Pub Date: June 1st, 1995
ISBN: 0684822776
Publisher: Scribner

Australian writer Winton (Cloudstreet, 1992, etc.), back for a 14th book, notes with humor and intelligent affection the havoc domestic cruelties wreak on the loving heart. In language deceptively simple and true -- his dialogue hardly ever strikes a false note -- Winton tells the story of Australian Fred Scully, a man with ""his big heart there in his shirt,"" who comes close to madness as he searches for his missing wife, Jennifer.

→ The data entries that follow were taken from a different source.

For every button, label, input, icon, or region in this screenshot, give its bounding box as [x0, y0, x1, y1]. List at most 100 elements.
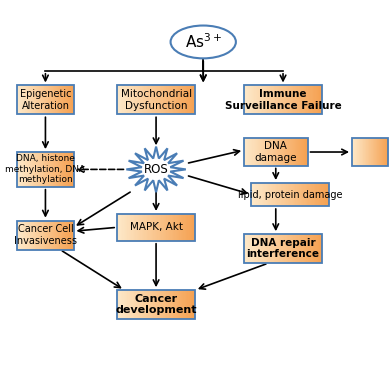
Bar: [270, 234, 272, 263]
Bar: [71, 152, 72, 187]
Bar: [65, 221, 66, 249]
Bar: [28, 221, 30, 249]
Bar: [147, 86, 148, 114]
Bar: [23, 86, 24, 114]
Bar: [48, 86, 49, 114]
Bar: [279, 234, 280, 263]
Bar: [126, 290, 128, 319]
Bar: [257, 86, 258, 114]
Bar: [58, 86, 59, 114]
Bar: [185, 214, 186, 241]
Bar: [35, 86, 36, 114]
Bar: [145, 290, 147, 319]
Bar: [122, 86, 124, 114]
Bar: [267, 86, 269, 114]
Bar: [41, 152, 42, 187]
Bar: [296, 86, 297, 114]
Bar: [134, 86, 135, 114]
Bar: [158, 214, 159, 241]
Bar: [41, 86, 42, 114]
Bar: [161, 214, 163, 241]
Bar: [68, 221, 69, 249]
Bar: [55, 86, 56, 114]
Bar: [328, 183, 329, 206]
Bar: [19, 152, 20, 187]
Bar: [168, 290, 169, 319]
Bar: [263, 183, 264, 206]
Bar: [173, 290, 174, 319]
Bar: [278, 86, 279, 114]
Bar: [69, 152, 70, 187]
Bar: [30, 221, 32, 249]
Bar: [244, 86, 322, 114]
Bar: [288, 183, 289, 206]
Bar: [48, 152, 49, 187]
Bar: [148, 214, 150, 241]
Bar: [384, 138, 385, 166]
Bar: [36, 86, 37, 114]
Text: Mitochondrial
Dysfunction: Mitochondrial Dysfunction: [121, 89, 192, 111]
Bar: [244, 138, 308, 166]
Bar: [275, 138, 276, 166]
Bar: [135, 290, 137, 319]
Bar: [282, 234, 283, 263]
Bar: [244, 234, 322, 263]
Bar: [261, 86, 262, 114]
Bar: [305, 234, 307, 263]
Bar: [21, 221, 22, 249]
Bar: [144, 214, 145, 241]
Bar: [358, 138, 359, 166]
Bar: [249, 86, 251, 114]
Bar: [254, 86, 256, 114]
Bar: [353, 138, 354, 166]
Bar: [120, 86, 121, 114]
Bar: [130, 214, 131, 241]
Bar: [62, 86, 63, 114]
Bar: [117, 214, 195, 241]
Bar: [57, 221, 58, 249]
Bar: [54, 86, 55, 114]
Bar: [282, 138, 283, 166]
Bar: [281, 183, 282, 206]
Bar: [64, 152, 65, 187]
Bar: [137, 290, 138, 319]
Bar: [273, 183, 275, 206]
Bar: [376, 138, 377, 166]
Bar: [254, 234, 256, 263]
Bar: [40, 152, 41, 187]
Bar: [269, 234, 270, 263]
Bar: [164, 86, 165, 114]
Bar: [129, 86, 130, 114]
Bar: [42, 221, 43, 249]
Bar: [301, 183, 302, 206]
Bar: [379, 138, 380, 166]
Bar: [54, 152, 55, 187]
Bar: [131, 214, 133, 241]
Bar: [374, 138, 375, 166]
Bar: [277, 234, 278, 263]
Bar: [295, 86, 296, 114]
Bar: [356, 138, 357, 166]
Bar: [244, 234, 245, 263]
Bar: [248, 86, 249, 114]
Bar: [49, 221, 50, 249]
Bar: [364, 138, 365, 166]
Bar: [56, 152, 57, 187]
Bar: [362, 138, 363, 166]
Bar: [151, 290, 152, 319]
Bar: [70, 86, 71, 114]
Bar: [137, 86, 138, 114]
Bar: [312, 183, 314, 206]
Bar: [47, 86, 48, 114]
Bar: [269, 86, 270, 114]
Text: Immune
Surveillance Failure: Immune Surveillance Failure: [225, 89, 342, 111]
Bar: [30, 86, 32, 114]
Bar: [150, 290, 151, 319]
Bar: [265, 138, 266, 166]
Bar: [259, 86, 261, 114]
Bar: [274, 234, 275, 263]
Bar: [26, 221, 27, 249]
Bar: [170, 86, 172, 114]
Bar: [193, 290, 194, 319]
Bar: [287, 86, 288, 114]
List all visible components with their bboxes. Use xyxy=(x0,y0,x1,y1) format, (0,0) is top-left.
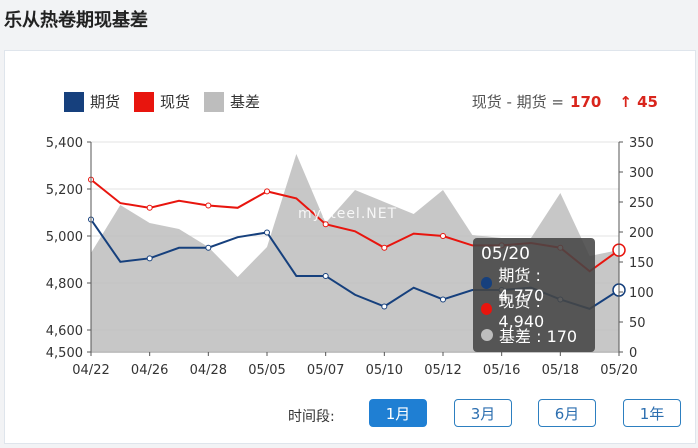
right-tick-label: 300 xyxy=(629,166,654,181)
futures-point xyxy=(146,255,153,262)
legend-swatch-futures xyxy=(64,91,84,112)
left-tick-label: 5,400 xyxy=(46,136,83,151)
tooltip-row-spot: 现货 : 4,940 xyxy=(481,292,587,331)
tooltip-dot-spot xyxy=(481,303,493,315)
legend-label-futures: 期货 xyxy=(90,93,121,111)
range-button-3m[interactable]: 3月 xyxy=(454,399,512,427)
legend-item-basis[interactable]: 基差 xyxy=(204,91,260,112)
watermark: mysteel.NET xyxy=(298,206,398,222)
x-tick-label: 04/22 xyxy=(72,363,109,378)
page-title: 乐从热卷期现基差 xyxy=(4,10,148,31)
chart-tooltip: 05/20 期货 : 4,770 现货 : 4,940 基差 : 170 xyxy=(473,238,595,352)
left-tick-label: 4,500 xyxy=(46,346,83,361)
spot-point xyxy=(146,204,153,211)
right-tick-label: 50 xyxy=(629,316,646,331)
futures-point xyxy=(322,272,329,279)
time-range-selector: 时间段: 1月 3月 6月 1年 xyxy=(0,399,698,429)
tooltip-date: 05/20 xyxy=(481,244,530,264)
legend-label-basis: 基差 xyxy=(230,93,261,111)
right-tick-label: 150 xyxy=(629,256,654,271)
spot-point xyxy=(264,188,270,195)
spread-label: 现货 - 期货 = xyxy=(471,93,565,111)
x-tick-label: 05/07 xyxy=(307,363,344,378)
spot-point xyxy=(322,221,329,228)
range-button-6m[interactable]: 6月 xyxy=(538,399,596,427)
spot-point xyxy=(205,202,212,209)
legend-swatch-basis xyxy=(204,91,225,112)
x-tick-label: 05/18 xyxy=(542,363,579,378)
range-button-1y[interactable]: 1年 xyxy=(623,399,681,427)
left-tick-label: 4,600 xyxy=(46,324,83,339)
tooltip-dot-basis xyxy=(481,329,493,341)
left-tick-label: 5,200 xyxy=(46,183,83,198)
right-tick-label: 350 xyxy=(629,136,654,151)
spot-point xyxy=(440,233,446,239)
futures-point xyxy=(264,229,270,236)
x-tick-label: 04/26 xyxy=(131,363,168,378)
legend-swatch-spot xyxy=(134,91,155,112)
x-tick-label: 04/28 xyxy=(190,363,227,378)
left-tick-label: 4,800 xyxy=(46,277,83,292)
range-button-1m[interactable]: 1月 xyxy=(369,399,427,427)
spread-change: ↑ 45 xyxy=(619,92,658,111)
tooltip-row-basis: 基差 : 170 xyxy=(481,322,587,348)
right-tick-label: 250 xyxy=(629,196,654,211)
legend-item-spot[interactable]: 现货 xyxy=(134,91,190,112)
x-tick-label: 05/16 xyxy=(483,363,520,378)
time-range-label: 时间段: xyxy=(288,409,335,425)
right-tick-label: 100 xyxy=(629,286,654,301)
x-tick-label: 05/12 xyxy=(424,363,461,378)
tooltip-label-spot: 现货 : 4,940 xyxy=(498,291,545,331)
right-tick-label: 200 xyxy=(629,226,654,241)
legend-label-spot: 现货 xyxy=(160,93,191,111)
x-tick-label: 05/05 xyxy=(248,363,285,378)
tooltip-label-futures: 期货 : 4,770 xyxy=(498,265,545,305)
x-tick-label: 05/10 xyxy=(366,363,403,378)
tooltip-dot-futures xyxy=(481,277,493,289)
spread-value: 170 xyxy=(570,92,602,111)
right-tick-label: 0 xyxy=(629,346,637,361)
x-tick-label: 05/20 xyxy=(600,363,637,378)
tooltip-row-futures: 期货 : 4,770 xyxy=(481,266,587,305)
futures-point xyxy=(381,303,388,310)
left-tick-label: 5,000 xyxy=(46,230,83,245)
chart-legend: 期货 现货 基差 xyxy=(64,91,274,112)
tooltip-label-basis: 基差 : 170 xyxy=(499,327,578,346)
futures-point xyxy=(205,244,212,251)
spread-summary: 现货 - 期货 = 170 ↑ 45 xyxy=(472,91,658,112)
futures-point xyxy=(440,296,446,303)
legend-item-futures[interactable]: 期货 xyxy=(64,91,120,112)
spot-point xyxy=(381,244,388,251)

Scully has a face that though ""severely used was warm and handsome in its way...was the face of an optimist, of a man eager to please and happy to give ground."" Believing in life's endless possibilities, Scully has in 30 years tried many things -- truck driving, fishing, college -- and now, in present time, is rebuilding a neglected cottage in Ireland. The cottage -- bought on impulse after spending two years in Europe while Jennifer, a dissatisfied and self-absorbed civil servant, tried to find herself -- is to be their new home. And while Scully fixes it up, Jennifer and daughter Billie return to Australia to sell their house. Scully, who is soon befriended by the local mailman, works hard to get the house finished in time for his wife and daughter's return, but when he goes to the airport to meet them, only Billie is there. Exhausted and in a state of shock, she refuses to talk, and the next day a desperately hurt, confused Scuily sets off with his daughter to find Jennifer -- a wrenchingly bitter journey of body and soul that takes the pair to Greece, Italy, Paris, and finally to Amsterdam. There, with the help of the remarkably loving and resilient Billie, Scully regains his senses, realizing at last that he can no longer waste his life ""waiting for something promised."" Emotions, character, and intellect so perfectly calibrated that a modest story of love betrayed becomes, in Winton's hands, a minor masterpiece.